Step 1: The given integral is \( I = \int e^{\tan \theta} (\sec \theta - \sin \theta) d\theta \).
Distribute the terms within the integral:
\[ I = \int e^{\tan \theta} (\sec \theta - \sin \theta) \, d\theta \]
Let \( \tan \theta = t \). Then \( \sec^2 \theta \, d\theta = dt \), which implies \( d\theta = \frac{dt}{1+t^2} \).
\[ \Rightarrow I = \int e^t \left(\sqrt{1+t^2} - \frac{t}{\sqrt{1+t^2}}\right) \frac{dt}{1+t^2} \]
\[= \int e^t \left(\frac{1}{\sqrt{1+t^2}} - \frac{t}{(1+t^2)^{3/2}}\right) \, dt\]
Integrate the first term \( \frac{1}{\sqrt{1+t^2}} e^t \) by parts. This yields:
\[= \frac{1}{\sqrt{1+t^2}} e^t - \int \frac{t}{(1+t^2)^{3/2}} e^t \, dt + \int \frac{t}{(1+t^2)^{3/2}} e^t \, dt + c\]

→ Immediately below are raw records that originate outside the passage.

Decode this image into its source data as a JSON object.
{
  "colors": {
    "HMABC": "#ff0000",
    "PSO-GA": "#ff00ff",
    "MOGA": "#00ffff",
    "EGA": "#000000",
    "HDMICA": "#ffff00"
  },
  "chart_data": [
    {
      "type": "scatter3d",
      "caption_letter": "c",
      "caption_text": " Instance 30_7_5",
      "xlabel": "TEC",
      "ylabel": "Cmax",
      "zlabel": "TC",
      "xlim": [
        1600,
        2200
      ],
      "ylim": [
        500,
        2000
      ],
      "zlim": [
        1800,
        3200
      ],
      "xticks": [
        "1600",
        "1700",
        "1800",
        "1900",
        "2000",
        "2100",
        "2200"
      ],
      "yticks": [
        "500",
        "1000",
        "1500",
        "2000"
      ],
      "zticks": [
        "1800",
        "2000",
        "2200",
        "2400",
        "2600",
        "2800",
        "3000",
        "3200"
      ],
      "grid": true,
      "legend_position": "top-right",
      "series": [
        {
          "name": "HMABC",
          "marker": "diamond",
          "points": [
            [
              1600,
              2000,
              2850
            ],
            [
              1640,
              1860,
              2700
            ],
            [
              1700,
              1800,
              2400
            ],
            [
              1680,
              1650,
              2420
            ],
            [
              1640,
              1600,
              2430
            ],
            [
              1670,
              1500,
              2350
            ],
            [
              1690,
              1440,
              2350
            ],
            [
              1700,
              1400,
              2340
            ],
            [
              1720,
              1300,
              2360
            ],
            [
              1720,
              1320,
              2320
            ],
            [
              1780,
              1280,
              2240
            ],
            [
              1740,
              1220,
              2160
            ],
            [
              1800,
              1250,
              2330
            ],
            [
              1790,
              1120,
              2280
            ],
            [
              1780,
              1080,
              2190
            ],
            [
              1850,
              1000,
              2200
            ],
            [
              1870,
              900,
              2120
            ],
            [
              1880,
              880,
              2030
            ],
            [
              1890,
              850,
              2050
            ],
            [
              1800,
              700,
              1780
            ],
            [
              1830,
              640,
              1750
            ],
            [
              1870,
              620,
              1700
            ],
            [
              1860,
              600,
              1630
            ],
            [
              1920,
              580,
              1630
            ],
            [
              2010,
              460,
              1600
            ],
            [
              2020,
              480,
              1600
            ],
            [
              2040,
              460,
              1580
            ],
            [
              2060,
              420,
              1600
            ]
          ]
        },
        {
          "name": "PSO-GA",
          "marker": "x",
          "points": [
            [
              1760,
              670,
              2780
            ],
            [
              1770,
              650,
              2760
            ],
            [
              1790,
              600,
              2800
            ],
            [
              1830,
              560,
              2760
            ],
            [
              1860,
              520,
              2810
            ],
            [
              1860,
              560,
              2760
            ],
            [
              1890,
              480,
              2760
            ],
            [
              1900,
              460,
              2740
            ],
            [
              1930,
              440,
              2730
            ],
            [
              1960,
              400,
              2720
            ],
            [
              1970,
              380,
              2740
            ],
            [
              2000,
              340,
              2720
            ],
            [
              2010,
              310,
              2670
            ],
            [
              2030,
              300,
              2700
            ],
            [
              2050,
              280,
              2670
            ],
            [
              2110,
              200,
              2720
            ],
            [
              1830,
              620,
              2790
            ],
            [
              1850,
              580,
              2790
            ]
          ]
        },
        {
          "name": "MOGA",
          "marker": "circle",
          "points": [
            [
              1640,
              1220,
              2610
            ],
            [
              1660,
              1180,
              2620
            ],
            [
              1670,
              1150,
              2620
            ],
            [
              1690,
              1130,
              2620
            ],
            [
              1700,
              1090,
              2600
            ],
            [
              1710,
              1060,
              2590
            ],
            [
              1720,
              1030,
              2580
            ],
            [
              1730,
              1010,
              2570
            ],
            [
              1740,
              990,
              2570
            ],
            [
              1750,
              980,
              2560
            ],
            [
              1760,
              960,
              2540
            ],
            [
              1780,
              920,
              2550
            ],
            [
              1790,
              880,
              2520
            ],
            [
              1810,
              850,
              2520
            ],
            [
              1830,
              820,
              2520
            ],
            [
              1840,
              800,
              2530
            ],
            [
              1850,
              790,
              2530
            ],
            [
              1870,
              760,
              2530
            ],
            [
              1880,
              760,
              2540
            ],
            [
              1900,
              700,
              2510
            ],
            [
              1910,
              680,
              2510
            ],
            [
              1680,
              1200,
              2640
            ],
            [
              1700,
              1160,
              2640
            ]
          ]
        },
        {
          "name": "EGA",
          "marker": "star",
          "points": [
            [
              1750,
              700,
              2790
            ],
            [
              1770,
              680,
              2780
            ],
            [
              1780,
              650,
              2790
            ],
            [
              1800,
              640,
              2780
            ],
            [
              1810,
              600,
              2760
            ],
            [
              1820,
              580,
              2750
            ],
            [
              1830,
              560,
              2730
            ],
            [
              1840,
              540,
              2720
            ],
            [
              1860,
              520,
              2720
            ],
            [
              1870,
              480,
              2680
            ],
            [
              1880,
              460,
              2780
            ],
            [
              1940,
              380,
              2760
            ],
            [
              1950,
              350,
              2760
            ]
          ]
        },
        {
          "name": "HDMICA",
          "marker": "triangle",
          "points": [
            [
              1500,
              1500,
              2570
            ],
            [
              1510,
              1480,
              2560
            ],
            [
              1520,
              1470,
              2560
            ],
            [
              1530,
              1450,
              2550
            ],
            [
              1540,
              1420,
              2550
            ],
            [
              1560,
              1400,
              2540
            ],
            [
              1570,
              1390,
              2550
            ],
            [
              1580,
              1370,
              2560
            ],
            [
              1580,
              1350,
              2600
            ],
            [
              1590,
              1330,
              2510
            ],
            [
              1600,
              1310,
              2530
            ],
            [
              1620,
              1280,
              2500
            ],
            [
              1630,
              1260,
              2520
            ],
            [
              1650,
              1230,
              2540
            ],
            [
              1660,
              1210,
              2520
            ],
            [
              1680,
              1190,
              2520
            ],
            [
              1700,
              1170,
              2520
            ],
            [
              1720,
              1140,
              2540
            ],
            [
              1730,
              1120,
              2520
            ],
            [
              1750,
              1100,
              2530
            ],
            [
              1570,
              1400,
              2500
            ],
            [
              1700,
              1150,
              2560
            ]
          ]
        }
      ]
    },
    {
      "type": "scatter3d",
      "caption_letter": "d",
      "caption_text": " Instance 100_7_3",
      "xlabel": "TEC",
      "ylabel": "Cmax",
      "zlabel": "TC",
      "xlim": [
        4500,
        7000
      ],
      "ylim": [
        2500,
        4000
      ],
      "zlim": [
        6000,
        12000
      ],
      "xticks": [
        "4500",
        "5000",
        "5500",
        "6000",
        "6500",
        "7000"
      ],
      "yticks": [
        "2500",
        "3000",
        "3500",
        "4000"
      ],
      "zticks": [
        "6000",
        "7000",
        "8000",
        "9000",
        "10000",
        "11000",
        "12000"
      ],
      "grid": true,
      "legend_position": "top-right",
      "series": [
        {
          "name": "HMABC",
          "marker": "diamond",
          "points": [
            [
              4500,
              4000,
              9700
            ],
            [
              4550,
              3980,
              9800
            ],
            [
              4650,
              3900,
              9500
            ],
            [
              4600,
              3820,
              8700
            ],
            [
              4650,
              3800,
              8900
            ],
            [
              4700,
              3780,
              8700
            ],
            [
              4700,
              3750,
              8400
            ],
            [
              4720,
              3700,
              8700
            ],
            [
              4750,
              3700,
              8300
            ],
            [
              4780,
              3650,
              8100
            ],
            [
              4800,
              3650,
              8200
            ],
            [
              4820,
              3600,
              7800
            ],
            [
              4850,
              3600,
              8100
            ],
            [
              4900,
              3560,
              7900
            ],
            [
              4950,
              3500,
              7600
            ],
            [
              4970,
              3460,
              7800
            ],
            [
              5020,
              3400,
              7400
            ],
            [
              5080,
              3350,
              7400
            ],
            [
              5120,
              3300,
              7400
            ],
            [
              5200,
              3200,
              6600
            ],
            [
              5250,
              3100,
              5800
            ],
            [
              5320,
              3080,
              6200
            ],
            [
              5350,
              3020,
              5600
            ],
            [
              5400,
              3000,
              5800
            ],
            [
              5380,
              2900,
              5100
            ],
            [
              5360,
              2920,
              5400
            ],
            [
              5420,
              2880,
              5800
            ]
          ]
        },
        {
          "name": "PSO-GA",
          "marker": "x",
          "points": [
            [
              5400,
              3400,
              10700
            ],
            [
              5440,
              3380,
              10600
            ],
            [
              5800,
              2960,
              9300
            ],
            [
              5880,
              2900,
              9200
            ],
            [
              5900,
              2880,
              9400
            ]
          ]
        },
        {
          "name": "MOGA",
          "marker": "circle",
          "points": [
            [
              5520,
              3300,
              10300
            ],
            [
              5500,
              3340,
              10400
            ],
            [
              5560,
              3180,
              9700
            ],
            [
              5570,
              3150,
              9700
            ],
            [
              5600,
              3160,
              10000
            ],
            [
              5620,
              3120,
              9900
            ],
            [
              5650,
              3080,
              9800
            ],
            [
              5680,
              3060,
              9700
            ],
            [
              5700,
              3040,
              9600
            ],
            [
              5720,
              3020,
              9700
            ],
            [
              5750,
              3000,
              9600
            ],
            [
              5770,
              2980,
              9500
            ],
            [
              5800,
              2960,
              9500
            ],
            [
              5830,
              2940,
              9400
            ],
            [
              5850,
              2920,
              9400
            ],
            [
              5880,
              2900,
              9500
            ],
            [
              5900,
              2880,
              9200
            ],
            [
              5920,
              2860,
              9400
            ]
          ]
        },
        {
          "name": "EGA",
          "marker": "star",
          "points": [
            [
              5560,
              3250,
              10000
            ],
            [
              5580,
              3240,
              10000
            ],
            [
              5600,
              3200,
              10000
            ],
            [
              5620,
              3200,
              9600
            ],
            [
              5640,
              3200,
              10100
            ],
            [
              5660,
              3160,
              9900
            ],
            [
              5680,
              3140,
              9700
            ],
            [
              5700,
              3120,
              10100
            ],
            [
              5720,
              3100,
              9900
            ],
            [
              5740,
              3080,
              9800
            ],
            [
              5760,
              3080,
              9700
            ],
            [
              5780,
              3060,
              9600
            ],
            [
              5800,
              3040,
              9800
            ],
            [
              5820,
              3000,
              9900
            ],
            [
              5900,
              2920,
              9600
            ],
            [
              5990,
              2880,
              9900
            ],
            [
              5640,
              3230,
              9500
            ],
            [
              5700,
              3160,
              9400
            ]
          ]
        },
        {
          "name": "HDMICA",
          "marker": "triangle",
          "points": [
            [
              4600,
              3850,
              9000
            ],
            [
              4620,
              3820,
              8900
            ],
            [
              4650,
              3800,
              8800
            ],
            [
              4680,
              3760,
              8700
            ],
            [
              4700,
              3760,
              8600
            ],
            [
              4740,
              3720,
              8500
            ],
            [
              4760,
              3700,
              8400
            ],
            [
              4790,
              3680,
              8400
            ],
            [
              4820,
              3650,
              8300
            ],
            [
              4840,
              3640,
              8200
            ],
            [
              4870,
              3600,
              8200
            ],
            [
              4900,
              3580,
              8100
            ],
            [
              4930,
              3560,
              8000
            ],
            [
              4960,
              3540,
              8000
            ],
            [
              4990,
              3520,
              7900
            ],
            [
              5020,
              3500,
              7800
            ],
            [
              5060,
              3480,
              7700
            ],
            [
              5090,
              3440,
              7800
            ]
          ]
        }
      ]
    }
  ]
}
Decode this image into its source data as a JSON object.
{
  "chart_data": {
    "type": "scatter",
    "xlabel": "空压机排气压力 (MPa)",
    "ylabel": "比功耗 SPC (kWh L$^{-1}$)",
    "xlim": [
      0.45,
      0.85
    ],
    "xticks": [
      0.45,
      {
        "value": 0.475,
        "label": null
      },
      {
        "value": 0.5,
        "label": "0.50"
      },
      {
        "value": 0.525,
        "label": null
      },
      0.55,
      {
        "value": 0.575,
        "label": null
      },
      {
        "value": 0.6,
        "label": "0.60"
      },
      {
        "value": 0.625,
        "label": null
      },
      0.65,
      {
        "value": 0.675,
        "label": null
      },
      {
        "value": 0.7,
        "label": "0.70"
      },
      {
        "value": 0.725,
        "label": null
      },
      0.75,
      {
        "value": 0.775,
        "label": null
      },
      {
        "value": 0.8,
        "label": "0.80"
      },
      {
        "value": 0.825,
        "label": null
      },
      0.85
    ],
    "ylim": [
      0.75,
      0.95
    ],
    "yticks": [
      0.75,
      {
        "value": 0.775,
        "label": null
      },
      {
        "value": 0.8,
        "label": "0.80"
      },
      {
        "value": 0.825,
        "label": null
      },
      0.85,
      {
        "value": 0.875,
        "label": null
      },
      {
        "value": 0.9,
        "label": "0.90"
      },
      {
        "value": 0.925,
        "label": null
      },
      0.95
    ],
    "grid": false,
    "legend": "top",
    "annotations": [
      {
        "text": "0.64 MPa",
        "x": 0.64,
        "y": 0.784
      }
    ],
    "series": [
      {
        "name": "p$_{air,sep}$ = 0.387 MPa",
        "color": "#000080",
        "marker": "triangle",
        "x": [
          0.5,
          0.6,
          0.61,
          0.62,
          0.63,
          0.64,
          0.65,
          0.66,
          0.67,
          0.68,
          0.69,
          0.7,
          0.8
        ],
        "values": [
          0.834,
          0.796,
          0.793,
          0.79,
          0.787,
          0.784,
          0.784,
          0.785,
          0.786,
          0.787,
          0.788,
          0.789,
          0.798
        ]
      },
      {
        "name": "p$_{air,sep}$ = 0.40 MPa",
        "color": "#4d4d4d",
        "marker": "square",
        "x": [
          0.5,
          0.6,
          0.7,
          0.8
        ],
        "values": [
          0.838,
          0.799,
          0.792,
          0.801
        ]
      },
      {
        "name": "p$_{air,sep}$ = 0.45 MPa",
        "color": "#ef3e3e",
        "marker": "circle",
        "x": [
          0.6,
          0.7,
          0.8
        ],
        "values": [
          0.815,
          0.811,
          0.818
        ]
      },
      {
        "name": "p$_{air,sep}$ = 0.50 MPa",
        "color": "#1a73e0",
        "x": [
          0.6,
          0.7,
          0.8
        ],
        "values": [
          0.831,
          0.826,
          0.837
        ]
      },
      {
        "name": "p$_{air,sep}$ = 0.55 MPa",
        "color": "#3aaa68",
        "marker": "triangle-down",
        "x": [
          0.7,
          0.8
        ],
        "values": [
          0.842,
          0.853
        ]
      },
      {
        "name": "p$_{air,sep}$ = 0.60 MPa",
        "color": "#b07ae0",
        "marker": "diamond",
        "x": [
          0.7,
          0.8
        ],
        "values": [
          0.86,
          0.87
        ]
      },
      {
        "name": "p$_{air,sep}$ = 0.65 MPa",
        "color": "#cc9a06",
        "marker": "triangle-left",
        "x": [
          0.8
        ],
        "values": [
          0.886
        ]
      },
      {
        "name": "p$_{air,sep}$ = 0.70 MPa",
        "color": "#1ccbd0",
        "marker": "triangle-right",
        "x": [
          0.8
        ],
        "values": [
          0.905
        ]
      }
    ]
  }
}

The integral terms cancel out:
\[= \frac{e^t}{\sqrt{1+t^2}} + c\]
Substitute back \( t = \tan \theta \):
\[= \frac{e^{\tan \theta}}{\sqrt{1+\tan^2 \theta}} + c\]
Since \( \sqrt{1+\tan^2 \theta} = \sec \theta \), we have:
\[= \frac{e^{\tan \theta}}{\sec \theta} + c\]
\[= e^{\tan \theta} \cos \theta + c\]
The final answer is \( e^{\tan \theta} \cos \theta + c \).